Likewise, contrary to health insurance requirements, ECP treatments routinely occurred while neither Shah nor any other medical doctor was present at his various locations. On one such occasion, a patient experienced an adverse event during his ECP treatment and had to be transported via ambulance to the hospital.

In addition to billing for ECP treatments that were not medically necessary and were not provided under direct physician supervision, Shah also double-billed insurers by using a so-called "bundled" ECP code, which accounted for and included payment for various incidental procedures, and then separately submitted claims for the same included procedures. The evidence at trial further established that during reviews initiated by various insurers, Shah routinely submitted fabricated patient files and made false statements concerning his practice, his patient population, his record keeping, and his compliance with applicable coverage guidelines.

During the period of Shah’s scheme, the evidence showed that he submitted ECP-related claims for Medicare, Medicaid, UPMC, Highmark, and Gateway beneficiaries, totaling more than $13 million and that he received reimbursement payments in excess of $3.5 million.

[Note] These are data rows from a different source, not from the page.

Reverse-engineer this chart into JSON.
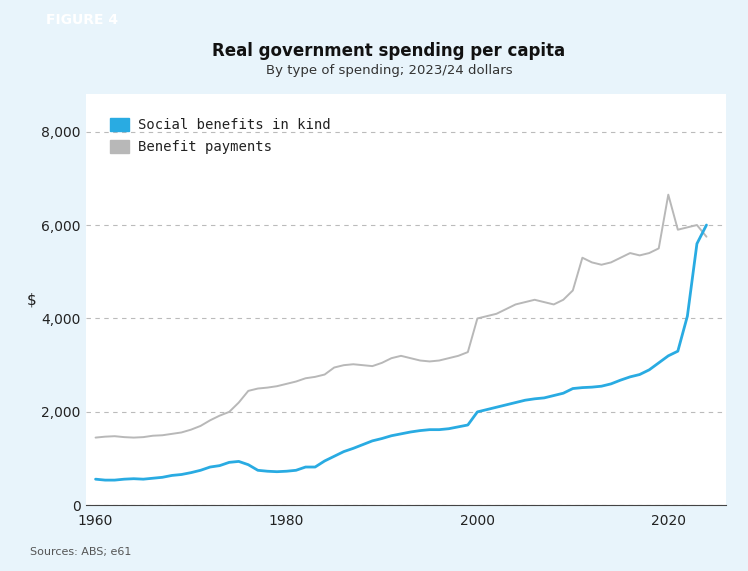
{
  "title": "Real government spending per capita",
  "subtitle": "By type of spending; 2023/24 dollars",
  "ylabel": "$",
  "source": "Sources: ABS; e61",
  "figure_label": "FIGURE 4",
  "outer_bg_color": "#e8f4fb",
  "plot_bg_color": "#ffffff",
  "banner_color": "#29abe2",
  "ylim": [
    0,
    8800
  ],
  "yticks": [
    0,
    2000,
    4000,
    6000,
    8000
  ],
  "xlim": [
    1959,
    2026
  ],
  "xticks": [
    1960,
    1980,
    2000,
    2020
  ],
  "social_benefits_color": "#29abe2",
  "benefit_payments_color": "#b8b8b8",
  "social_benefits": {
    "years": [
      1960,
      1961,
      1962,
      1963,
      1964,
      1965,
      1966,
      1967,
      1968,
      1969,
      1970,
      1971,
      1972,
      1973,
      1974,
      1975,
      1976,
      1977,
      1978,
      1979,
      1980,
      1981,
      1982,
      1983,
      1984,
      1985,
      1986,
      1987,
      1988,
      1989,
      1990,
      1991,
      1992,
      1993,
      1994,
      1995,
      1996,
      1997,
      1998,
      1999,
      2000,
      2001,
      2002,
      2003,
      2004,
      2005,
      2006,
      2007,
      2008,
      2009,
      2010,
      2011,
      2012,
      2013,
      2014,
      2015,
      2016,
      2017,
      2018,
      2019,
      2020,
      2021,
      2022,
      2023,
      2024
    ],
    "values": [
      560,
      540,
      540,
      560,
      570,
      560,
      580,
      600,
      640,
      660,
      700,
      750,
      820,
      850,
      920,
      940,
      870,
      750,
      730,
      720,
      730,
      750,
      820,
      820,
      950,
      1050,
      1150,
      1220,
      1300,
      1380,
      1430,
      1490,
      1530,
      1570,
      1600,
      1620,
      1620,
      1640,
      1680,
      1720,
      2000,
      2050,
      2100,
      2150,
      2200,
      2250,
      2280,
      2300,
      2350,
      2400,
      2500,
      2520,
      2530,
      2550,
      2600,
      2680,
      2750,
      2800,
      2900,
      3050,
      3200,
      3300,
      4050,
      5600,
      6000
    ]
  },
  "benefit_payments": {
    "years": [
      1960,
      1961,
      1962,
      1963,
      1964,
      1965,
      1966,
      1967,
      1968,
      1969,
      1970,
      1971,
      1972,
      1973,
      1974,
      1975,
      1976,
      1977,
      1978,
      1979,
      1980,
      1981,
      1982,
      1983,
      1984,
      1985,
      1986,
      1987,
      1988,
      1989,
      1990,
      1991,
      1992,
      1993,
      1994,
      1995,
      1996,
      1997,
      1998,
      1999,
      2000,
      2001,
      2002,
      2003,
      2004,
      2005,
      2006,
      2007,
      2008,
      2009,
      2010,
      2011,
      2012,
      2013,
      2014,
      2015,
      2016,
      2017,
      2018,
      2019,
      2020,
      2021,
      2022,
      2023,
      2024
    ],
    "values": [
      1450,
      1470,
      1480,
      1460,
      1450,
      1460,
      1490,
      1500,
      1530,
      1560,
      1620,
      1700,
      1820,
      1920,
      2000,
      2200,
      2450,
      2500,
      2520,
      2550,
      2600,
      2650,
      2720,
      2750,
      2800,
      2950,
      3000,
      3020,
      3000,
      2980,
      3050,
      3150,
      3200,
      3150,
      3100,
      3080,
      3100,
      3150,
      3200,
      3280,
      4000,
      4050,
      4100,
      4200,
      4300,
      4350,
      4400,
      4350,
      4300,
      4400,
      4600,
      5300,
      5200,
      5150,
      5200,
      5300,
      5400,
      5350,
      5400,
      5500,
      6650,
      5900,
      5950,
      6000,
      5750
    ]
  }
}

Judge Cercone set sentencing for November 6, 2019, at 11 a.m. The law provides for a maximum sentence of 10 years in prison, a fine of $250,000, or both. Under the Federal Sentencing Guidelines, the actual sentence imposed is based upon the seriousness of the offense and the prior criminal history, if any, of the defendant.

Assistant United States Attorneys Eric G. Olshan and Nicole Vasquez Schmitt prosecuted this case on behalf of the government, with the assistance of Assistant United States Attorney Philip O’Connor.

The Federal Bureau of Investigation and Pennsylvania Office of Attorney General, Medicaid Fraud Control Unit, conducted the investigation that led to the conviction of Shah.